Mutational Spectrum and Clinical Features of Patients with LOXHD1 Variants Identified in an 8074 Hearing Loss Patient Cohort.

Variants of the LOXHD1 gene, which are expressed in hair cells of the cochlea and vestibule, have been reported to cause a progressive form of autosomal recessive non-syndromic hereditary hearing loss, DFNB77. In this study, genetic screening was conducted on 8074 Japanese hearing loss patients utilizing massively parallel DNA sequencing to identify individuals with LOXHD1 variants and to assess their phenotypes. A total of 28 affected individuals and 21 LOXHD1 variants were identified, among which 13 were novel variants. A recurrent variant c.4212 + 1G > A, only reported in Japanese patients, was detected in 18 individuals. Haplotype analysis implied that this variation occurred in a mutational hot spot, and that multiple ancestors of Japanese population had this variation. Patients with LOXHD1 variations mostly showed early onset hearing loss and presented different progression rates. We speculated that the varying severities and progression rates of hearing loss are the result of environmental and/or other genetic factors. No accompanying symptoms, including vestibular dysfunction, with hearing loss were detected in this study. Few studies have reported the clinical features of LOXHD1-gene associated hearing loss, and this study is by far the largest study focused on the evaluation of this gene.

Comprehensive analysis of syndromic hearing loss patients in Japan.
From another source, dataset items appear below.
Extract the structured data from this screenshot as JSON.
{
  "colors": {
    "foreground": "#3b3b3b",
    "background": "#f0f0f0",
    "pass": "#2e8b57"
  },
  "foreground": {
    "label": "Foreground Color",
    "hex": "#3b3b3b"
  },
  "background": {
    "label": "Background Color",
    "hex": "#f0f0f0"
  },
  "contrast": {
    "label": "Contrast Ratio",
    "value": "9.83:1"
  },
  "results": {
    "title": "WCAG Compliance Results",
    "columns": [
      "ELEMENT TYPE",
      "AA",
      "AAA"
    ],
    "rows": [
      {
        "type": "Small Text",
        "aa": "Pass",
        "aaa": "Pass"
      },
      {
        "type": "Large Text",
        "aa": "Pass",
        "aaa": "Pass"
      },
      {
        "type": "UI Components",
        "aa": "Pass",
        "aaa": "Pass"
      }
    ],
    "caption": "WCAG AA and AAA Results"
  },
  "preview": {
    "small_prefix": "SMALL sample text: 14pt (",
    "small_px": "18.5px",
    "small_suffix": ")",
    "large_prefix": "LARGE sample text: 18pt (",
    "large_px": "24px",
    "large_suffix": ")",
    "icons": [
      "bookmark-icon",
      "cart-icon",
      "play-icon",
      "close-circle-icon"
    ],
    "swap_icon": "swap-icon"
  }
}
More than 400 syndromes associated with hearing loss and other symptoms have been described, corresponding to 30% of cases of hereditary hearing loss. In this study we aimed to clarify the mutation spectrum of syndromic hearing loss patients in Japan by using next-generation sequencing analysis with a multiple syndromic targeted resequencing panel (36 target genes). We analyzed single nucleotide variants, small insertions, deletions and copy number variations in the target genes. We enrolled 140 patients with any of 14 syndromes (BOR syndrome, Waardenburg syndrome, osteogenesis imperfecta, spondyloepiphyseal dysplasia congenita, Stickler syndrome, CHARGE syndrome, Jervell and Lange-Nielsen syndrome, Pendred syndrome, Klippel-Feil syndrome, Alport syndrome, Norrie disease, Treacher-Collins syndrome, Perrault syndrome and auditory neuropathy with optic atrophy) and identified the causative variants in 56% of the patients. This analysis could identify the causative variants in syndromic hearing loss patients in a short time with a high diagnostic rate. In addition, it was useful for the analysis of the cases who only partially fulfilled the diagnostic criteria.